Ona obgadywała, lecz tym obyczajem
Oddawały jéj damy za swoje nawzajem.
Laura słuchała mężczyzn pochwał, uwielbienia,
Półgłośnych mów kończonych przez czułe westchnienia,
Kiedy tymczasem damy mówiły: „O Boże!
Jak tak stara kobiéta podobać się może!
Ale dziś już mężczyźni tak rozpustnie żyją,
Iż podłe zalotnice serca ich podbiją!“
Co do mnie, nie rozumiem jak światowe panie...
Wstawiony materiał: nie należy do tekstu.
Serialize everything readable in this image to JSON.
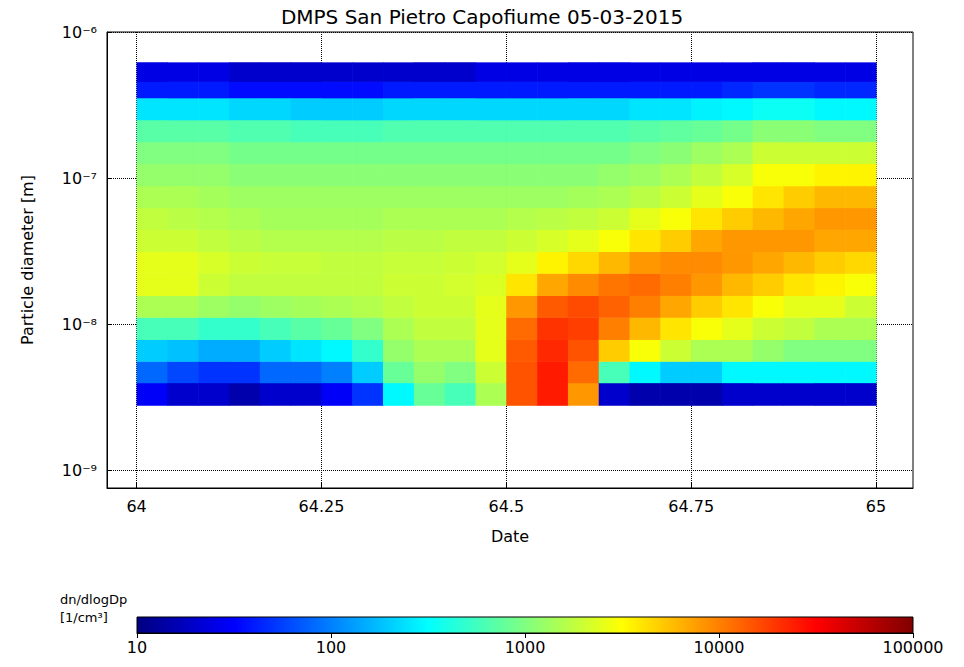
{
  "chart_data": {
    "type": "heatmap",
    "title": "DMPS San Pietro Capofiume 05-03-2015",
    "x_label": "Date",
    "y_label": "Particle diameter [m]",
    "log": "y",
    "grid": true,
    "color": "jet",
    "xlim": [
      63.96,
      65.05
    ],
    "xticks": [
      64,
      64.25,
      64.5,
      64.75,
      65
    ],
    "ylim": [
      7.6e-10,
      1e-06
    ],
    "yticks": [
      {
        "value": 1e-09,
        "label": "10⁻⁹"
      },
      {
        "value": 1e-08,
        "label": "10⁻⁸"
      },
      {
        "value": 1e-07,
        "label": "10⁻⁷"
      },
      {
        "value": 1e-06,
        "label": "10⁻⁶"
      }
    ],
    "x_edges": [
      64,
      64.0417,
      64.0833,
      64.125,
      64.1667,
      64.2083,
      64.25,
      64.2917,
      64.3333,
      64.375,
      64.4167,
      64.4583,
      64.5,
      64.5417,
      64.5833,
      64.625,
      64.6667,
      64.7083,
      64.75,
      64.7917,
      64.8333,
      64.875,
      64.9167,
      64.9583,
      65
    ],
    "y_edges": [
      2.8e-09,
      4e-09,
      5.6e-09,
      7.9e-09,
      1.12e-08,
      1.58e-08,
      2.24e-08,
      3.16e-08,
      4.47e-08,
      6.3e-08,
      8.9e-08,
      1.26e-07,
      1.78e-07,
      2.51e-07,
      3.55e-07,
      4.6e-07,
      6.2e-07
    ],
    "cells": [
      [
        30,
        80,
        200,
        600,
        1500,
        2500,
        2500,
        2000,
        1800,
        1500,
        1200,
        1000,
        700,
        250,
        40,
        25
      ],
      [
        20,
        60,
        180,
        600,
        1500,
        2500,
        2500,
        2000,
        1700,
        1500,
        1200,
        1000,
        700,
        250,
        40,
        25
      ],
      [
        20,
        50,
        150,
        500,
        1300,
        2000,
        2200,
        1800,
        1600,
        1400,
        1200,
        1000,
        700,
        250,
        40,
        25
      ],
      [
        15,
        50,
        150,
        500,
        1200,
        1800,
        2000,
        1700,
        1500,
        1300,
        1100,
        900,
        650,
        220,
        35,
        20
      ],
      [
        20,
        80,
        200,
        600,
        1300,
        1800,
        1900,
        1600,
        1400,
        1300,
        1100,
        900,
        650,
        220,
        35,
        20
      ],
      [
        20,
        80,
        250,
        700,
        1400,
        1800,
        1900,
        1600,
        1400,
        1300,
        1100,
        900,
        600,
        200,
        35,
        20
      ],
      [
        30,
        100,
        300,
        800,
        1500,
        1800,
        1800,
        1600,
        1400,
        1300,
        1100,
        900,
        600,
        200,
        35,
        20
      ],
      [
        50,
        200,
        500,
        1000,
        1600,
        1800,
        1800,
        1600,
        1400,
        1300,
        1100,
        900,
        600,
        200,
        35,
        20
      ],
      [
        300,
        800,
        1200,
        1500,
        1800,
        2000,
        1900,
        1700,
        1500,
        1300,
        1100,
        900,
        650,
        220,
        40,
        20
      ],
      [
        800,
        1200,
        1500,
        1800,
        2000,
        2000,
        1900,
        1700,
        1500,
        1300,
        1100,
        900,
        650,
        220,
        40,
        20
      ],
      [
        600,
        1000,
        1500,
        1800,
        2000,
        2100,
        2000,
        1800,
        1500,
        1300,
        1100,
        900,
        650,
        220,
        40,
        20
      ],
      [
        1500,
        2000,
        2500,
        2500,
        2500,
        2300,
        2100,
        1800,
        1500,
        1300,
        1100,
        900,
        650,
        220,
        40,
        25
      ],
      [
        15000,
        15000,
        14000,
        12000,
        8000,
        4000,
        2500,
        2000,
        1600,
        1300,
        1100,
        900,
        650,
        220,
        40,
        25
      ],
      [
        25000,
        25000,
        22000,
        20000,
        14000,
        7000,
        3500,
        2200,
        1700,
        1300,
        1100,
        900,
        650,
        220,
        40,
        25
      ],
      [
        8000,
        12000,
        15000,
        18000,
        16000,
        9000,
        4500,
        2500,
        1800,
        1400,
        1100,
        900,
        650,
        220,
        40,
        25
      ],
      [
        20,
        600,
        5000,
        10000,
        13000,
        11000,
        6000,
        3000,
        2000,
        1500,
        1200,
        900,
        650,
        220,
        40,
        25
      ],
      [
        15,
        300,
        3000,
        6000,
        10000,
        12000,
        8000,
        4000,
        2500,
        1700,
        1300,
        1000,
        700,
        250,
        40,
        25
      ],
      [
        15,
        200,
        2000,
        4000,
        7000,
        10000,
        9000,
        5000,
        3000,
        2000,
        1500,
        1100,
        750,
        250,
        40,
        25
      ],
      [
        15,
        200,
        1500,
        3000,
        5000,
        8000,
        9000,
        7000,
        4000,
        2500,
        1800,
        1300,
        800,
        280,
        40,
        25
      ],
      [
        20,
        300,
        1500,
        2500,
        4000,
        6000,
        8000,
        8000,
        5000,
        3000,
        2200,
        1500,
        900,
        300,
        45,
        25
      ],
      [
        20,
        300,
        1200,
        2000,
        3000,
        5000,
        7000,
        8000,
        6000,
        4000,
        3000,
        2000,
        1100,
        350,
        50,
        25
      ],
      [
        20,
        300,
        1000,
        1800,
        2500,
        4000,
        6000,
        8000,
        7000,
        5000,
        3000,
        2000,
        1100,
        350,
        50,
        25
      ],
      [
        20,
        300,
        1000,
        1500,
        2500,
        3500,
        5000,
        7000,
        8000,
        6000,
        3500,
        2000,
        1000,
        300,
        45,
        25
      ],
      [
        20,
        300,
        1000,
        1500,
        2000,
        3000,
        4500,
        7000,
        8000,
        6000,
        3500,
        2000,
        1000,
        300,
        45,
        25
      ]
    ],
    "colorbar": {
      "label": "dn/dlogDp [1/cm³]",
      "log": true,
      "range": [
        10,
        100000
      ],
      "ticks": [
        10,
        100,
        1000,
        10000,
        100000
      ]
    }
  }
}
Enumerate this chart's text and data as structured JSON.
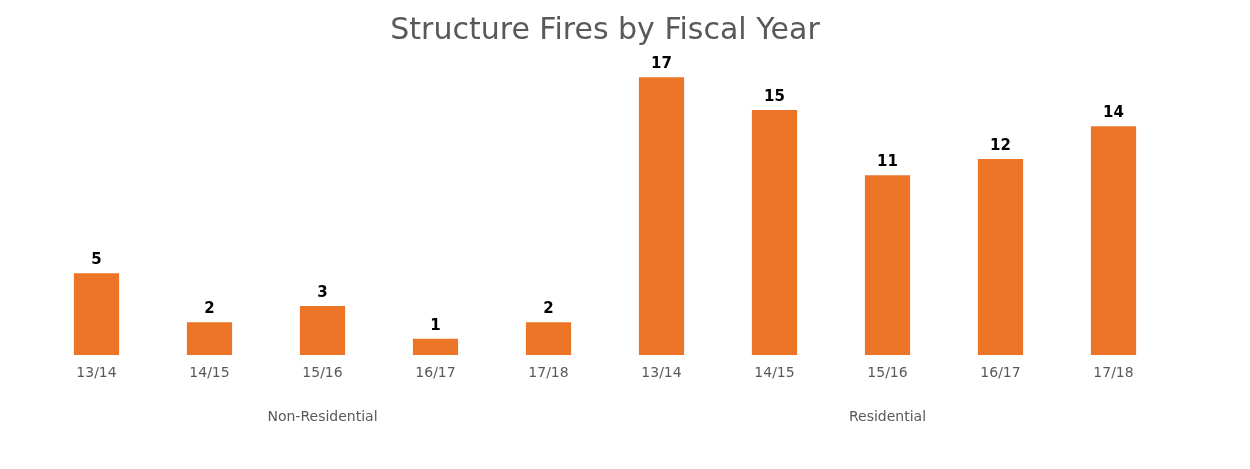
{
  "chart_data": {
    "type": "bar",
    "title": "Structure Fires by Fiscal Year",
    "categories": [
      "13/14",
      "14/15",
      "15/16",
      "16/17",
      "17/18",
      "13/14",
      "14/15",
      "15/16",
      "16/17",
      "17/18"
    ],
    "values": [
      5,
      2,
      3,
      1,
      2,
      17,
      15,
      11,
      12,
      14
    ],
    "color": "#ec7426",
    "data_labels": true,
    "annotations": [
      "Non-Residential",
      "Residential"
    ]
  }
}
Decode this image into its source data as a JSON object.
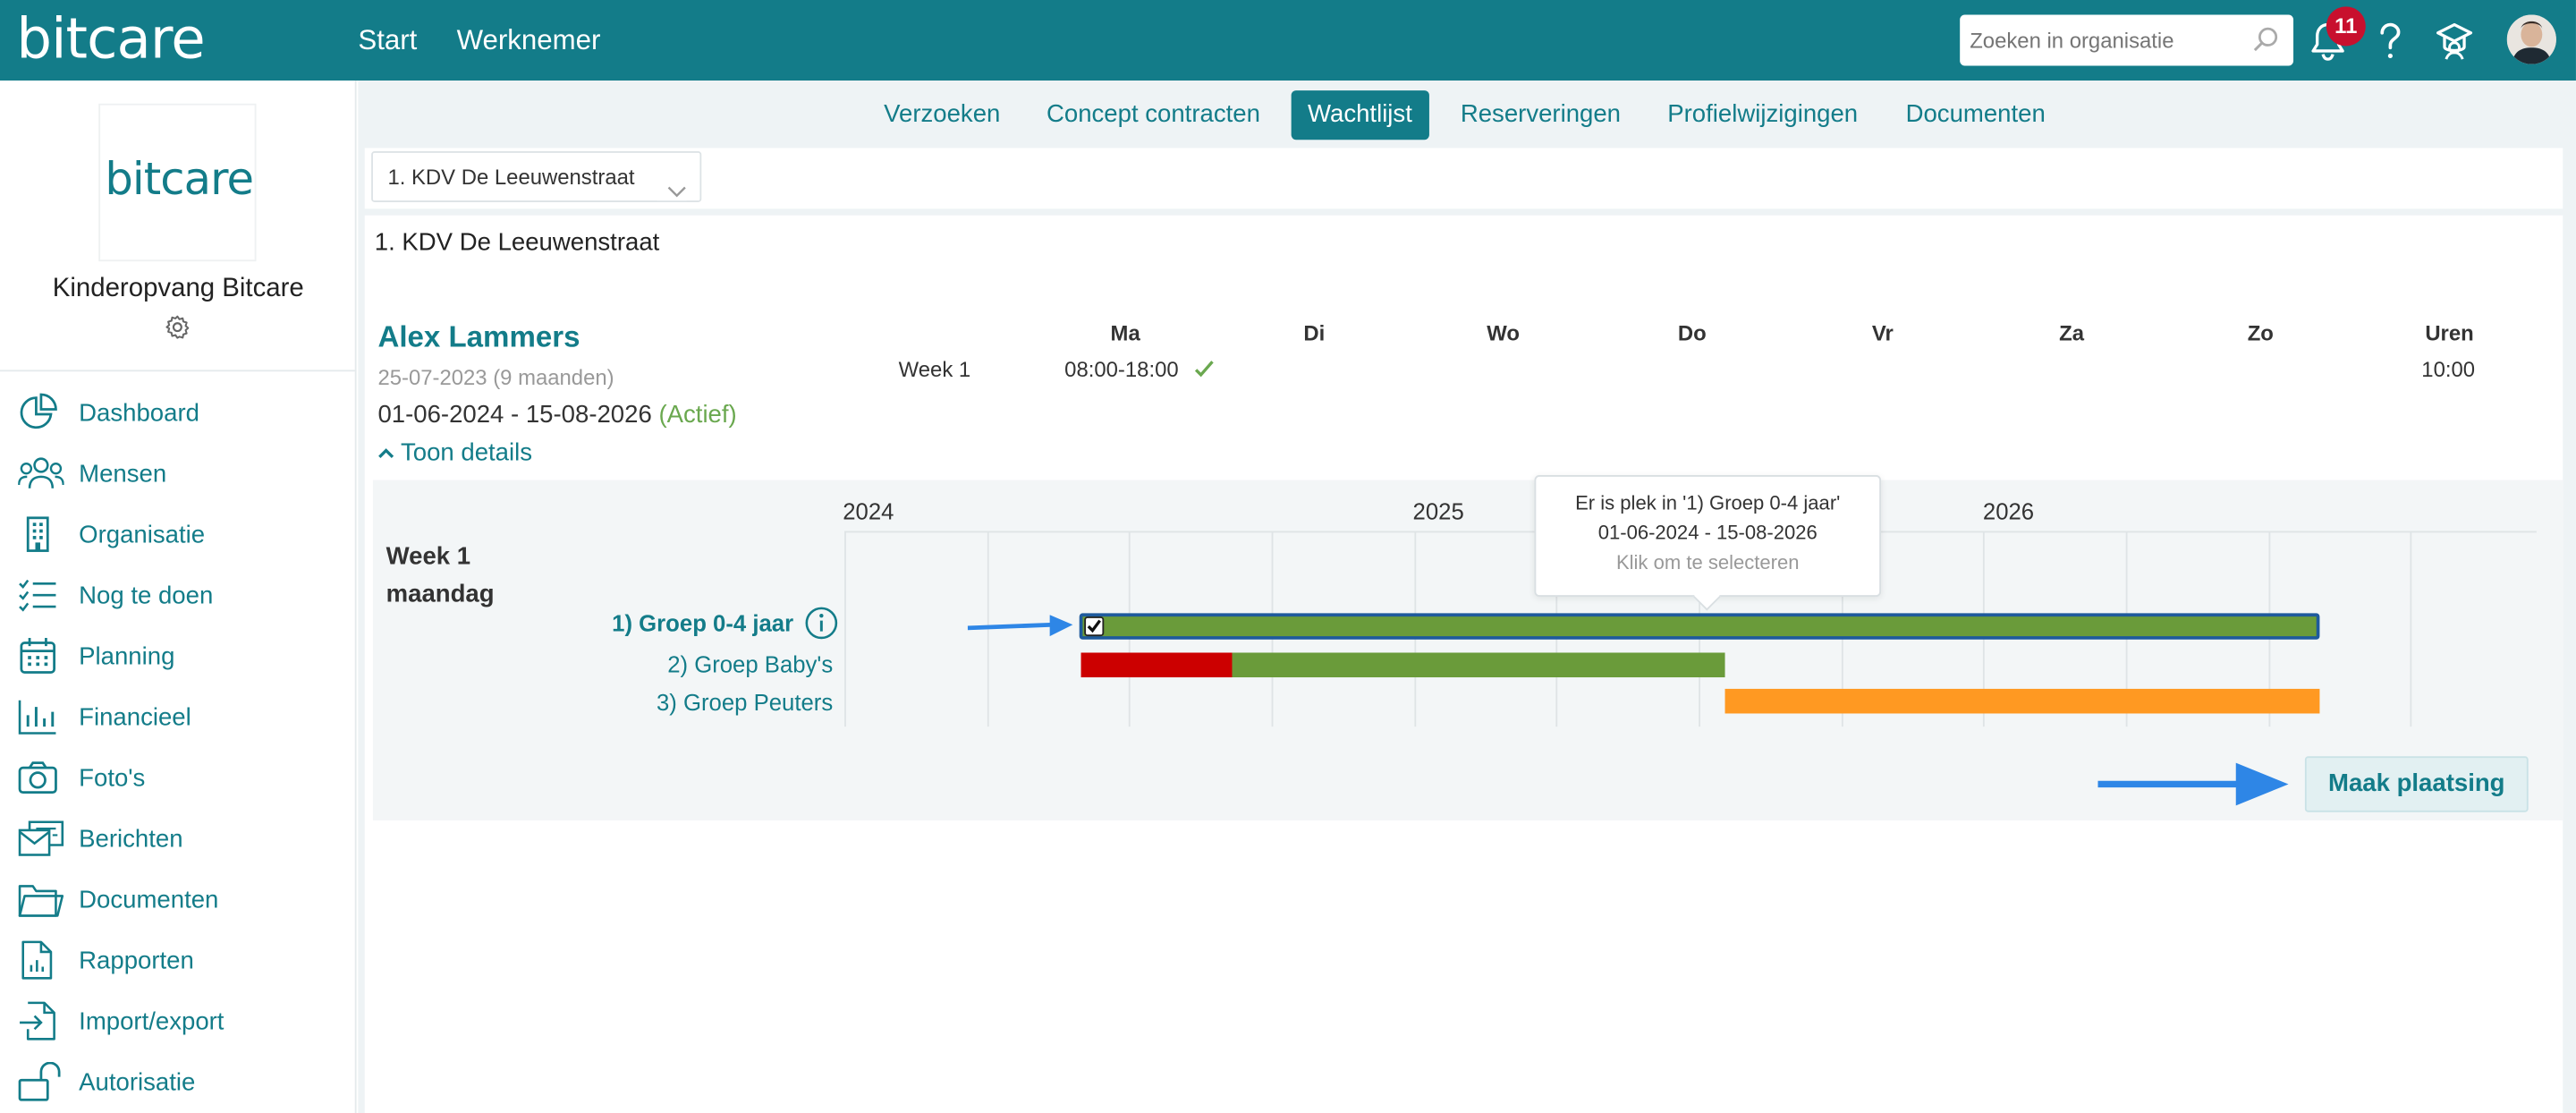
{
  "app": {
    "logo": "bitcare",
    "nav": [
      "Start",
      "Werknemer"
    ],
    "search_placeholder": "Zoeken in organisatie",
    "notification_count": "11",
    "accent_color": "#137c89"
  },
  "sidebar": {
    "org_logo": "bitcare",
    "org_name": "Kinderopvang Bitcare",
    "items": [
      {
        "label": "Dashboard",
        "icon": "pie-chart-icon"
      },
      {
        "label": "Mensen",
        "icon": "people-icon"
      },
      {
        "label": "Organisatie",
        "icon": "building-icon"
      },
      {
        "label": "Nog te doen",
        "icon": "checklist-icon"
      },
      {
        "label": "Planning",
        "icon": "calendar-icon"
      },
      {
        "label": "Financieel",
        "icon": "bar-chart-icon"
      },
      {
        "label": "Foto's",
        "icon": "camera-icon"
      },
      {
        "label": "Berichten",
        "icon": "messages-icon"
      },
      {
        "label": "Documenten",
        "icon": "folder-icon"
      },
      {
        "label": "Rapporten",
        "icon": "report-icon"
      },
      {
        "label": "Import/export",
        "icon": "import-export-icon"
      },
      {
        "label": "Autorisatie",
        "icon": "unlock-icon"
      }
    ]
  },
  "tabs": [
    {
      "label": "Verzoeken",
      "active": false
    },
    {
      "label": "Concept contracten",
      "active": false
    },
    {
      "label": "Wachtlijst",
      "active": true
    },
    {
      "label": "Reserveringen",
      "active": false
    },
    {
      "label": "Profielwijzigingen",
      "active": false
    },
    {
      "label": "Documenten",
      "active": false
    }
  ],
  "location_select": "1. KDV De Leeuwenstraat",
  "location_title": "1. KDV De Leeuwenstraat",
  "child": {
    "name": "Alex Lammers",
    "dob": "25-07-2023 (9 maanden)",
    "period": "01-06-2024 - 15-08-2026",
    "status": "(Actief)",
    "toggle_label": "Toon details"
  },
  "schedule": {
    "week_label": "Week 1",
    "days": [
      "Ma",
      "Di",
      "Wo",
      "Do",
      "Vr",
      "Za",
      "Zo"
    ],
    "hours_header": "Uren",
    "monday": "08:00-18:00",
    "hours": "10:00"
  },
  "timeline": {
    "years": [
      "2024",
      "2025",
      "2026"
    ],
    "row_title_1": "Week 1",
    "row_title_2": "maandag",
    "groups": [
      {
        "label": "1) Groep 0-4 jaar",
        "selected": true
      },
      {
        "label": "2) Groep Baby's",
        "selected": false
      },
      {
        "label": "3) Groep Peuters",
        "selected": false
      }
    ],
    "tooltip": {
      "line1": "Er is plek in '1) Groep 0-4 jaar'",
      "line2": "01-06-2024 - 15-08-2026",
      "line3": "Klik om te selecteren"
    },
    "colors": {
      "available": "#6a9b3a",
      "full": "#cc0000",
      "partial": "#ff9922",
      "arrow": "#2e86e6"
    }
  },
  "action": {
    "place_button": "Maak plaatsing"
  }
}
Lecz wstrzymam się; niech raczéj w milczeniu zostanie
Powód tak licznych zgorszeń.
Gdy Laura wszystkich czułe ściągała wejrzenia,
Wśród spostrzeżeń, wyśmiewań, miłego gwarzenia,
Jéj przyjaciółki różne widziały w niéj wady,
I nad niemi wchodziły w poufałe rady.
To ganiły jéj kibić, to dziwaczne zwroty,
I tysiąc innych rzeczy; gdy tymczasem wkoło
Do Laury modna młodzież czyniła zaloty,
Każdy ją witał grzecznie, mówił z nią wesoło;
A jeden pan szczególniéj w pośrodku natłoku,
Ciągle kroki jéj śledził, wciąż ją miał na oku!
Byłto Turczyn płci płowéj jak mahoniu słoje;
Laura się tém cieszyła, bo tureckie stroje
Kryją zazwyczaj serca czułe na kochanie,
Chociaż mniéj szanujące tak jak u nas panie,
Bo Turczyn, o czém nawet wspomniéć się nie godzi,
Z kobiétami, jak z swojskiém bydłem się obchodzi;
Kupuje jak konia, ma ich wiele w domu,
I widziéć ich oprócz niego, nie wolno nikomu.
Cztery żon razem pojąc, non est prohibitum,
A nałożnic mu wolno trzymać ad libitum.